Anwar Hafid Targetkan Sulteng Jadi Raja Durian Dunia
Madika, Palu — Gubernur Sulawesi Tengah, H. Anwar Hafid, didampingi Wakil Gubernur Sulawesi Tengah, dr. Reny A. Lamadjido, menerima kunjungan kerja Kepala Badan Karantina Indonesia (Barantin), H. Abdul Kadir Karding, di Ruang Rapat Polibu Kantor Gubernur Sulawesi Tengah, Selasa (26/5/2026).
Pertemuan tersebut membahas penguatan sektor komoditas unggulan daerah guna mendukung hilirisasi ekspor dan pertumbuhan ekonomi Sulawesi Tengah.
Dalam sambutannya, Gubernur Anwar Hafid menegaskan Sulawesi Tengah memiliki potensi besar sebagai salah satu daerah penghasil durian terbesar di Indonesia.
“Sulawesi Tengah menuju Raja Durian Dunia,” tegas Anwar Hafid.
Menurutnya, Pemerintah Provinsi Sulawesi Tengah terus mendorong ekspor komoditas unggulan seperti durian dan kelapa bulat untuk menjaga pertumbuhan ekonomi daerah tetap berada di atas rata-rata nasional.
Ia menilai peran Badan Karantina Indonesia sangat strategis dalam mendukung kelancaran ekspor komoditas pertanian dan perkebunan asal Sulawesi Tengah.
“Pemerintah Provinsi Sulawesi Tengah terus mendorong ekspor kelapa bulat dan durian.
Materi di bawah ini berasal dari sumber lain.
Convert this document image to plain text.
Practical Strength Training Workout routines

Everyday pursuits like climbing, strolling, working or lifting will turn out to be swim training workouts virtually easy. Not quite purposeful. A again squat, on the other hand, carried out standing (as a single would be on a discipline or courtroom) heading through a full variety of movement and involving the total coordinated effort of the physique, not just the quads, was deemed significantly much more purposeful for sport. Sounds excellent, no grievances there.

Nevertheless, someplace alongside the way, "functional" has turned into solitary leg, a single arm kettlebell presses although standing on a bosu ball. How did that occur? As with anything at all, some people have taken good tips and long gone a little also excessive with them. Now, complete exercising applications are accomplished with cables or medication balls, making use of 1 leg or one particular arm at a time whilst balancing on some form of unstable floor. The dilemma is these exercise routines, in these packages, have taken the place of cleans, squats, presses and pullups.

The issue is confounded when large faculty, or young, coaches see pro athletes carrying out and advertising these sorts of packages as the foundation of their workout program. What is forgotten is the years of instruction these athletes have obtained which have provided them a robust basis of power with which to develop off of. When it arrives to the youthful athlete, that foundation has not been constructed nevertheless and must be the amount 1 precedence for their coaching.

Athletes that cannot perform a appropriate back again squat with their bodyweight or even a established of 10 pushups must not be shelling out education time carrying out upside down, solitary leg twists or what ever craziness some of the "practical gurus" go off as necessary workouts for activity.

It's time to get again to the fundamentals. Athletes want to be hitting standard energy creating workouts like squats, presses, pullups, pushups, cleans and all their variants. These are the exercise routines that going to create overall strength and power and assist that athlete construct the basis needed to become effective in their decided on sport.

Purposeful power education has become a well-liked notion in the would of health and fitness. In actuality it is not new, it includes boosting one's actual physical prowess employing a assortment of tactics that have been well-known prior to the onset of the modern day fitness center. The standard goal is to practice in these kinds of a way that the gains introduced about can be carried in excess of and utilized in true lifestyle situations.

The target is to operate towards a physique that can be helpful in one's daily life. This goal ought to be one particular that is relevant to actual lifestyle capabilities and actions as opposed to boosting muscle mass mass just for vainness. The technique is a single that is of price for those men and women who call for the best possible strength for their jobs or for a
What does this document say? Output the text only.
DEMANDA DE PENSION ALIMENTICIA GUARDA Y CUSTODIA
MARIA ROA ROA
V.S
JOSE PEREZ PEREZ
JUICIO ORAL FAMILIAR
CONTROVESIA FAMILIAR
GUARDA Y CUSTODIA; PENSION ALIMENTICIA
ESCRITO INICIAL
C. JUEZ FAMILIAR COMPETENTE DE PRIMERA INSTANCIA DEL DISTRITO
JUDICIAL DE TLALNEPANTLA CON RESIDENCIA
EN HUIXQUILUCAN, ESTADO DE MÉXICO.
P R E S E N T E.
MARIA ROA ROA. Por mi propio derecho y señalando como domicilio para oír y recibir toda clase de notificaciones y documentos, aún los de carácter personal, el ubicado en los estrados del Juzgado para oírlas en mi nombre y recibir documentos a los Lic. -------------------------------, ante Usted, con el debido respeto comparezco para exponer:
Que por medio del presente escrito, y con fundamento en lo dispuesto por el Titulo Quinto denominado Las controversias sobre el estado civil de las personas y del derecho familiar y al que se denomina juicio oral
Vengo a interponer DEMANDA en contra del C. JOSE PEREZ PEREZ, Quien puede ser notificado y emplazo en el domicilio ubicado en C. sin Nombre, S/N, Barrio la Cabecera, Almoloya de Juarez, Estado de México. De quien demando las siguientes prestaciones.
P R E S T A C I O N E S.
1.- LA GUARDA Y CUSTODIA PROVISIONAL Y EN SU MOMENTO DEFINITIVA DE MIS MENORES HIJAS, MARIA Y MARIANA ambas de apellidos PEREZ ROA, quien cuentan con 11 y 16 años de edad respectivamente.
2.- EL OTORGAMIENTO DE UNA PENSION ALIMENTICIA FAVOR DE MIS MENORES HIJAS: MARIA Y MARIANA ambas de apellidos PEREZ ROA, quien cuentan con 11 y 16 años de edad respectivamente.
Peran Badan Karantina menjadi sangat penting dan strategis untuk mendukung kelancaran program ekspor yang sedang kami lakukan,” ujarnya.
Anwar Hafid juga mengungkapkan bahwa Pemerintah Provinsi Sulawesi Tengah telah menjalin komunikasi dan kerja sama dengan Pemerintah Provinsi Hainan, Tiongkok, di bidang pertanian, perikanan, kesehatan, peternakan, hingga perdagangan ekspor.
Menurutnya, pasar Tiongkok memiliki ketertarikan besar terhadap komoditas durian dan kelapa asal Sulawesi Tengah.
Selain itu, ia menyampaikan rencana pembukaan penerbangan langsung Guangzhou–Palu melalui Bandara Internasional Mutiara SIS Al-Jufri pada 10 Juli 2026 mendatang guna memperkuat konektivitas perdagangan internasional.
Sementara itu, Kepala Badan Karantina Indonesia Abdul Kadir Karding mengatakan Barantin kini mengusung paradigma baru sebagai akselerator ekonomi nasional, bukan sekadar penjaga pintu karantina.
“Barantin ingin mendorong percepatan ekspor-impor perdagangan melalui penerapan standar dan protokol karantina yang harus dipenuhi untuk menembus pasar internasional,” katanya.
Ia menegaskan kualitas durian dan kelapa Sulawesi Tengah memiliki daya tarik besar di pasar Tiongkok bahkan berpotensi menembus pasar Eropa apabila standar karantina dijaga dengan baik.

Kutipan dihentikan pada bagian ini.